Along with this, the feature promises to reduce latency and increase throughput, but the predictability promise was first in the list and it reinforced to me what’s important, particularly in the context of the other market dynamics that I described above, including a desire for simplicity and streamlined infrastructure.

Predictability Reigns Supreme

It’s clear that predictability is a more desirable outcome than simply driving latency out of the equation.  Latency is a contributor to and a function of predictability.  Today’s infrastructure architects have to always keep latency in mind as they design infrastructure environments that provide predictable application performance.

Why is predictability important?  Businesses need to know that the applications they’re running are running in a way that doesn’t impact the predicted performance of other workloads.  Predictability increases client and customer satisfaction since they don’t see slowdowns and the like. A consistent and positive customer experience is one in which the customer’s expectations are met or exceeded.

This is one of the key reasons that, rather than deploying the biggest and baddest systems around, infrastructure architects often adopt a series of smaller systems that are clustered to provide a consistent application experience.  Predictability would require that there be consistency in how workloads operate and that there is a level of availability that would ensure that a workload continues to operate at a predictable level even in the event of a failure somewhere in the cluster.

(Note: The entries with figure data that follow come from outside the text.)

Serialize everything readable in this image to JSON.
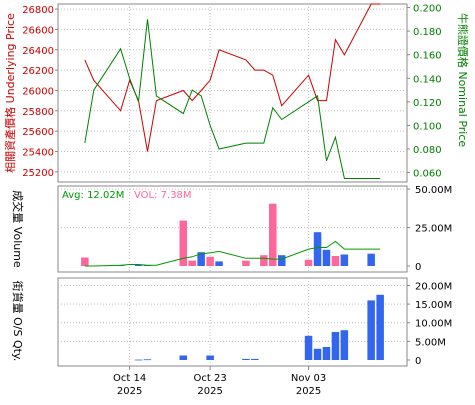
{
  "charts": {
    "price": {
      "ylabel_left": "相關資產價格 Underlying Price",
      "ylabel_right": "牛熊證價格 Nominal Price",
      "left_ticks": [
        "26800",
        "26600",
        "26400",
        "26200",
        "26000",
        "25800",
        "25600",
        "25400",
        "25200"
      ],
      "right_ticks": [
        "0.200",
        "0.180",
        "0.160",
        "0.140",
        "0.120",
        "0.100",
        "0.080",
        "0.060"
      ]
    },
    "volume": {
      "ylabel": "成交量 Volume",
      "avg_label": "Avg: 12.02M",
      "vol_label": "VOL: 7.38M",
      "ticks": [
        "50.00M",
        "25.00M",
        "0"
      ]
    },
    "os": {
      "ylabel": "街貨量 O/S Qty.",
      "ticks": [
        "20.00M",
        "15.00M",
        "10.00M",
        "5.00M",
        "0"
      ]
    },
    "x_labels": [
      {
        "day": "Oct 14",
        "year": "2025"
      },
      {
        "day": "Oct 23",
        "year": "2025"
      },
      {
        "day": "Nov 03",
        "year": "2025"
      }
    ]
  },
  "colors": {
    "underlying": "#cc0000",
    "nominal": "#008000",
    "volume_up": "#ff6699",
    "volume_down": "#3366ee",
    "avg_line": "#009900",
    "grid": "#c0c0c0"
  },
  "chart_data": [
    {
      "type": "line",
      "title": "",
      "x": [
        "2025-10-09",
        "2025-10-10",
        "2025-10-13",
        "2025-10-14",
        "2025-10-15",
        "2025-10-16",
        "2025-10-17",
        "2025-10-20",
        "2025-10-21",
        "2025-10-22",
        "2025-10-23",
        "2025-10-24",
        "2025-10-27",
        "2025-10-28",
        "2025-10-29",
        "2025-10-30",
        "2025-10-31",
        "2025-11-03",
        "2025-11-04",
        "2025-11-05",
        "2025-11-06",
        "2025-11-07",
        "2025-11-10",
        "2025-11-11"
      ],
      "series": [
        {
          "axis": "left",
          "values": [
            26300,
            26100,
            25800,
            26100,
            25900,
            25400,
            25900,
            26000,
            25900,
            26000,
            26100,
            26400,
            26300,
            26200,
            26200,
            26150,
            25850,
            26150,
            25900,
            25900,
            26500,
            26350,
            26850,
            26850
          ]
        },
        {
          "axis": "right",
          "values": [
            0.085,
            0.13,
            0.165,
            0.14,
            0.12,
            0.19,
            0.125,
            0.11,
            0.13,
            0.125,
            0.1,
            0.08,
            0.085,
            0.085,
            0.085,
            0.115,
            0.105,
            0.12,
            0.125,
            0.07,
            0.09,
            0.055,
            0.055,
            0.055
          ]
        }
      ],
      "ylim_left": [
        25100,
        26850
      ],
      "ylim_right": [
        0.052,
        0.203
      ],
      "grid": true
    },
    {
      "type": "bar",
      "title": "",
      "categories": [
        "2025-10-09",
        "2025-10-13",
        "2025-10-15",
        "2025-10-16",
        "2025-10-20",
        "2025-10-21",
        "2025-10-22",
        "2025-10-23",
        "2025-10-24",
        "2025-10-27",
        "2025-10-29",
        "2025-10-30",
        "2025-10-31",
        "2025-11-03",
        "2025-11-04",
        "2025-11-05",
        "2025-11-06",
        "2025-11-07",
        "2025-11-10"
      ],
      "values": [
        5.5,
        0.5,
        0.8,
        0.5,
        29.5,
        3.5,
        9.0,
        6.0,
        3.0,
        3.5,
        7.0,
        40.5,
        7.0,
        4.0,
        22.0,
        10.5,
        6.5,
        7.5,
        8.0
      ],
      "bar_colors": [
        "up",
        "down",
        "down",
        "down",
        "up",
        "up",
        "down",
        "up",
        "down",
        "up",
        "up",
        "up",
        "down",
        "up",
        "down",
        "down",
        "up",
        "down",
        "down"
      ],
      "avg_line": [
        0,
        0,
        0.5,
        1,
        1,
        0.5,
        0.5,
        5,
        6,
        8,
        8.5,
        9.5,
        5,
        5,
        5,
        4.5,
        4.5,
        11,
        12,
        12,
        16,
        11,
        11,
        11
      ],
      "ylim": [
        0,
        52
      ],
      "unit": "M",
      "grid": true
    },
    {
      "type": "bar",
      "title": "",
      "categories": [
        "2025-10-15",
        "2025-10-16",
        "2025-10-20",
        "2025-10-23",
        "2025-10-27",
        "2025-10-28",
        "2025-11-03",
        "2025-11-04",
        "2025-11-05",
        "2025-11-06",
        "2025-11-07",
        "2025-11-10",
        "2025-11-11"
      ],
      "values": [
        0.1,
        0.2,
        1.2,
        1.2,
        0.3,
        0.3,
        6.5,
        3.0,
        3.5,
        7.5,
        8.0,
        16.0,
        17.5
      ],
      "ylim": [
        0,
        22
      ],
      "unit": "M",
      "grid": true
    }
  ]
}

It also means that you’re not going to run all systems at peak performance 24/7.  You need some overhead available to allow individual workloads and resources to burst as demand levels increase.  This allows you to maintain consistent performance levels.  Of course, this is typically the way that we’ve designed our virtual environments and we’ve implemented tools like VMware DRS to help maintain it.

Initially, establishing an architecture that provides predictability will take some additional effort, but it’s less effort than it would take to constantly move workloads around to minimize latency.  Latency has to be considered, of course, but only inasmuch as it informs application performance guidelines.

Simplicity as a Goal

This might be where you say, “This is as it has always been” in terms of a desire for predictability, but there are other trends to content with.  Namely, the aforementioned trend toward simplified IT infrastructure.

As you look around the market, companies are scooping up things like hyperconverged solutions to ease management.  Hyperconvergence isn’t the only example, but it’s one of the most prevalent.  At the same time that companies want consistent, predictable application performance, they also want solutions that don’t require the technical depth that used to be prevalent.

We used to have deeply technical architects design, tweak, and constantly tune systems.  Now, we need those systems to do some of that on their own.  This is why features like Intel’s ADQ are so important.  In an era in which simplicity is so cherished, predictable performance can’t be an afterthought.  It needs to be baked right into the infrastructure.